Fully Furnished

Traditionally, Japanese realtors are wary of renting apartments to foreigners. For one, foreigners don’t tend to stick around too long. Secondly, foreigners will rarely know a local (Japanese) person well enough to secure them as a guarantor. Thirdly, foreigners sometimes don’t speak Japanese well enough to handle the transaction. Fourthly, many foreigners are appalled by the Japanese custom of “key money.” Why bother when it’ll be a headache for everyone involved? Savvy realtors, however, know that there’s a large, profitable market out there for foreigners in need of accommodation in Japan. So they hire an English-speaking liaison. They advertise in the English-language websites. They work around that pesky “key money” issue. They waive the need for a guarantor. To sweeten the pot further, they advertise their apartments as “fully furnished,” knowing that a person on a working holiday dreads the idea of having to deal with a bed when they’re moving back home. 

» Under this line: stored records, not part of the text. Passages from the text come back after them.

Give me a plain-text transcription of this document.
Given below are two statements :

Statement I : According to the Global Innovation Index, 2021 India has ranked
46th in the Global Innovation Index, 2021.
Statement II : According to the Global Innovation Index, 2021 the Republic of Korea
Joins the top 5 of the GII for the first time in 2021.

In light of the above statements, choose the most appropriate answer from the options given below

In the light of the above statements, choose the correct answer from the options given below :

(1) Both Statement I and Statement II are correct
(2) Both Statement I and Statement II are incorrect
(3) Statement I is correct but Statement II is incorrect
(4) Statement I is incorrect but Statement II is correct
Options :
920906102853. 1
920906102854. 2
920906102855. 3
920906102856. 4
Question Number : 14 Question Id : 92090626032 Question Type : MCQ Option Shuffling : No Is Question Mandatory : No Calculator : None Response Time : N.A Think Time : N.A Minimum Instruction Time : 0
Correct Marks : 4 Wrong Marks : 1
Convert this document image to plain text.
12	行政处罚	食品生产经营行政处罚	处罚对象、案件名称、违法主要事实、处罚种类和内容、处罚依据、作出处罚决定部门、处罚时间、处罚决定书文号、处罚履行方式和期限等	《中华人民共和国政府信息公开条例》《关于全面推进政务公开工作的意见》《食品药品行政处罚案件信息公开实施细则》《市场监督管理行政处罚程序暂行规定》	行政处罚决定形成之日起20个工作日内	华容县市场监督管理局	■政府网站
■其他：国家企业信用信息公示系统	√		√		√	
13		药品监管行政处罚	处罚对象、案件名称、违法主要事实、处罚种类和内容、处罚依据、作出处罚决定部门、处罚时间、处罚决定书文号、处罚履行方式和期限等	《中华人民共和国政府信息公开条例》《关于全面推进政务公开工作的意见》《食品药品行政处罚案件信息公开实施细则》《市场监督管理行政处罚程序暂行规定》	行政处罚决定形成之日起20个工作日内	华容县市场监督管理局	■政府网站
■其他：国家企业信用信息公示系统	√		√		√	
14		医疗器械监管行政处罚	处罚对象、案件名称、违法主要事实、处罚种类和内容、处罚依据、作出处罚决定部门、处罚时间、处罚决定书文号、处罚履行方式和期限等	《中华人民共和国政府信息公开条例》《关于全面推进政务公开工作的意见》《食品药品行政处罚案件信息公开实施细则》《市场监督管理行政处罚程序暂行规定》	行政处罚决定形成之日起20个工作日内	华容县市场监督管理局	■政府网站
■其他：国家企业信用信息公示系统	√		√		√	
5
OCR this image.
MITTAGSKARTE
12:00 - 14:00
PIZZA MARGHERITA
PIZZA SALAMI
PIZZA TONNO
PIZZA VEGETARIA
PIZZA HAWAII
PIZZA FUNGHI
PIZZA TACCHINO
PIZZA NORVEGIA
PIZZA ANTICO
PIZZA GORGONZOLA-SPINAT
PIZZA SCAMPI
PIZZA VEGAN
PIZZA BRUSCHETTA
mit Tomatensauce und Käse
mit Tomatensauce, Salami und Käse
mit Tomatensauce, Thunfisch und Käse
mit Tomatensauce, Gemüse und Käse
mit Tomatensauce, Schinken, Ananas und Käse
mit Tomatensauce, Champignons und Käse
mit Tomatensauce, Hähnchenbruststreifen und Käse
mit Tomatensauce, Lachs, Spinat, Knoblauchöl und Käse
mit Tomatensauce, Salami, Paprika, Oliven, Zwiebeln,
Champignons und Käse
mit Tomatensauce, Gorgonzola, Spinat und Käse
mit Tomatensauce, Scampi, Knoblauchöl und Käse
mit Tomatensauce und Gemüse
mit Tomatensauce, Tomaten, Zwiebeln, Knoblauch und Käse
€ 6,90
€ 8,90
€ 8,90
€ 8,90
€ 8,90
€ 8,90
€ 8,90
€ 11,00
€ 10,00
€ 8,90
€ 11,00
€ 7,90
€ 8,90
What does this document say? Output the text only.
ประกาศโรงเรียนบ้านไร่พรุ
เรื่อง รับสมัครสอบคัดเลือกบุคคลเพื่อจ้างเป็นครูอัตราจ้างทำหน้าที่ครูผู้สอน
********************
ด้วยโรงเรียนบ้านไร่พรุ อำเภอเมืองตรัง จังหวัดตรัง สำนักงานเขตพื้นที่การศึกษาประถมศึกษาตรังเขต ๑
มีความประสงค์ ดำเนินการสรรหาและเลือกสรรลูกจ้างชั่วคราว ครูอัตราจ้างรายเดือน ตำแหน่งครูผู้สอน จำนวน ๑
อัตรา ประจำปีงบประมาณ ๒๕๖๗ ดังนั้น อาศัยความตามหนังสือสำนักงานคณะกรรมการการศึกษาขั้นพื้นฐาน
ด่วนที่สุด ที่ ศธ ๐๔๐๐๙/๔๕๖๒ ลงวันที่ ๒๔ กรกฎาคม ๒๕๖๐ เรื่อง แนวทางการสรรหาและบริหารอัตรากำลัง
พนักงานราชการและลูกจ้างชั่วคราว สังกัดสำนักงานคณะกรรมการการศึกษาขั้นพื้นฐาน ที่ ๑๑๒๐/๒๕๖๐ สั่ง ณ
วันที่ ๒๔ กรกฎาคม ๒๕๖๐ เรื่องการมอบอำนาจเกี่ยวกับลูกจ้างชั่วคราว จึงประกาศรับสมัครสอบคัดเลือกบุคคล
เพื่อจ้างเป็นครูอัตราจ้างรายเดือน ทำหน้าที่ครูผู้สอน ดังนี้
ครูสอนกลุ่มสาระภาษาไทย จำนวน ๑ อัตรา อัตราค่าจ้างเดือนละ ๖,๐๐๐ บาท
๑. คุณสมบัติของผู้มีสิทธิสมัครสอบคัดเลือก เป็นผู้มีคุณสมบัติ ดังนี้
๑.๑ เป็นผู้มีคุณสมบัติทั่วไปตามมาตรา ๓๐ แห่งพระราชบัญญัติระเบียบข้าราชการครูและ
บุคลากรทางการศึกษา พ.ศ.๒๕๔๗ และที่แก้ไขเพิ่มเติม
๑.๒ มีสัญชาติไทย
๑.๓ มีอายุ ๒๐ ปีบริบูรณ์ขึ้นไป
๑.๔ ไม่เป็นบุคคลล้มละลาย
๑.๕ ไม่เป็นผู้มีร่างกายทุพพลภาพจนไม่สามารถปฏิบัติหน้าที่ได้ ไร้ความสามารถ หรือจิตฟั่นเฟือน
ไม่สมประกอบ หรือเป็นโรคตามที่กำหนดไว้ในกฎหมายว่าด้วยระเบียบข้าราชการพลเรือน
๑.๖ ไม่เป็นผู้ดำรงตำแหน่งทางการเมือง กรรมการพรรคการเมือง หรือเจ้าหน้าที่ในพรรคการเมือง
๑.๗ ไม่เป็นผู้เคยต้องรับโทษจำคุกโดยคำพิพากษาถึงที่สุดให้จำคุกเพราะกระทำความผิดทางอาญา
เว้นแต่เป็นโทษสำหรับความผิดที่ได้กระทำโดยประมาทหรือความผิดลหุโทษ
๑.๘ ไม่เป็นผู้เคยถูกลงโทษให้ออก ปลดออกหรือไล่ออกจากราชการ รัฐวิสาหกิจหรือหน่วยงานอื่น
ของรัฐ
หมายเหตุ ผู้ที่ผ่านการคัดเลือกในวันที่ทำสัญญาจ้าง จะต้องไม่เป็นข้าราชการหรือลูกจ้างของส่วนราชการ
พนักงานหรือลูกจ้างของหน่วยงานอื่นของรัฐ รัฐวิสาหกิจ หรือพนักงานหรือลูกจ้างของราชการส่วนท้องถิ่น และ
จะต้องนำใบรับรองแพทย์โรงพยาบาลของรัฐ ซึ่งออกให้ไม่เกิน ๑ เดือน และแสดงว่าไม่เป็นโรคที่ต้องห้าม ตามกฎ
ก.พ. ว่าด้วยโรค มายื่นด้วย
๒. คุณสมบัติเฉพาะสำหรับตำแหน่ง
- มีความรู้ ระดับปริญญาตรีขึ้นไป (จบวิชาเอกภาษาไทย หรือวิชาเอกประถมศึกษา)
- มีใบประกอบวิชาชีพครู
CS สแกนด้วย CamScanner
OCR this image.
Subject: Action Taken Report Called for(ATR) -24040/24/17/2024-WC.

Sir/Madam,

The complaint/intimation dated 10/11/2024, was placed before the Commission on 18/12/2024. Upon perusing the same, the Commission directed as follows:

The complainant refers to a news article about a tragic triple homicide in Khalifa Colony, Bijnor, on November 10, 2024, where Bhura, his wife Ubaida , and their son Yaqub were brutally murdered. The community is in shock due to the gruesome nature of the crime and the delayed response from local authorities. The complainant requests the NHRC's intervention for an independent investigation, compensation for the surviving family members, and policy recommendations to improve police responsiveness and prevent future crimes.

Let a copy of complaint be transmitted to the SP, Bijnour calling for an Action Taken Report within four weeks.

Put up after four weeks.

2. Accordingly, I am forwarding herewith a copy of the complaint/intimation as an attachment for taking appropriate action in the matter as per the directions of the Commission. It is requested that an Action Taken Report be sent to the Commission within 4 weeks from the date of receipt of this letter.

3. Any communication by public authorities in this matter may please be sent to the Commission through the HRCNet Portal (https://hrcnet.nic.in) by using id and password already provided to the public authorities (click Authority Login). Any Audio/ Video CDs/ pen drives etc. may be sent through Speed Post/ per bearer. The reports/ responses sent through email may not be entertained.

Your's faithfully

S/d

I’ve lived in 3 apartments in Japan, all of them “fully furnished,” and I’ve come to learn that “fully furnished” can mean different things. Were someone to ask me how I’d define “fully furnished,” I might list off appliances: microwave, stove, refrigerator, washing machine, dryer and oven. I’d then list some furniture: bed, couch, dining table, table, and chairs. If I were being greedy, I might include a TV/DVD player, vacuum, iron, a bookcase and curtains. Then I’d turn red because Japanese apartments don’t include beds, silly! They include futons. And an inexpensive Japanese apartment won’t include an oven, either. Or a counter. Or a stove with more than two burners. Or dryers. It will, however, include a balcony to dry your clothes, a charming well in the floor for shoe storage and a plastic stool-and-bowl set with which to conduct your Japanese-style evening bath.

My first apartment was arranged through my school’s housing company, which, of course, caters to its foreign employees. Those apartments did have beds, as well as large dressers, a table, a short bookcase, and the usual appliances. They also included Western-style toilets; the flusher printed on either side with the Kanji for “big” and “small.” When I moved, I chose not to stay with that housing company. Instead, I went with a Japanese firm I’d seen advertised online that, again, catered almost unabashedly to foreigners. That said, it was markedly more Japanese in design: we got the appliances and basic furniture but the toilet, shower and sink were all in separate rooms and there were no beds – just stacks of used futons. We did, on the other hand, get all kitchenware included in the rental fee. Cutting boards, plates, bowls, silverware, chopsticks, blender, rice cooker, potato peelers, measuring spoons – you name it, we got it. It was both a relief and an agony to leave the whole kitchen kit behind. On one hand, we didn’t have to take it with us. On the other, we’d have to buy the whole lot all over again. And I’d happened to like that rice cooker. Bah. 

Our apartment here in Akacho came “fully furnished” as well but according to our landlord Matsubara-san, “fully furnished” means a giant sofa, short barstools, a refrigerator, a heater, a rotating fan, and a long plastic table that takes up most of the kitchen/living room like a Viking buffet. Thus, no beds, no futons, no TV, no garbage can, and no microwave. And that’s cool; for the man who helped me get my internet set up in 3 weeks, I’d live without a toilet. 

Plus, there is this: 

Forget the microwave – this here is your sweet deal. As for the long table in the living room, it is draped in the turquoise and gold elephant-printed table cloth I bought last year in Thailand and as for the beds, Sean and I are heading to IKEA tomorrow. A new one just opened up over in Osaka City, much closer than the one in Kobe, and we look forward to having an excuse for chucking the old, grisly futons once and for all.

0 Replies to “Fully Furnished”

  1. You’re so lucky! I mean, you have your own private personal water dispenser!! Gosh, I need to find a tobacco vending machine for my new aparto (but without taspo)

  2. I recently picked up an apartment in downtown Tokyo, near Shinjuku Station. It took me one straight month and 4 real estate agencies to find and get into the kind of place I was looking for.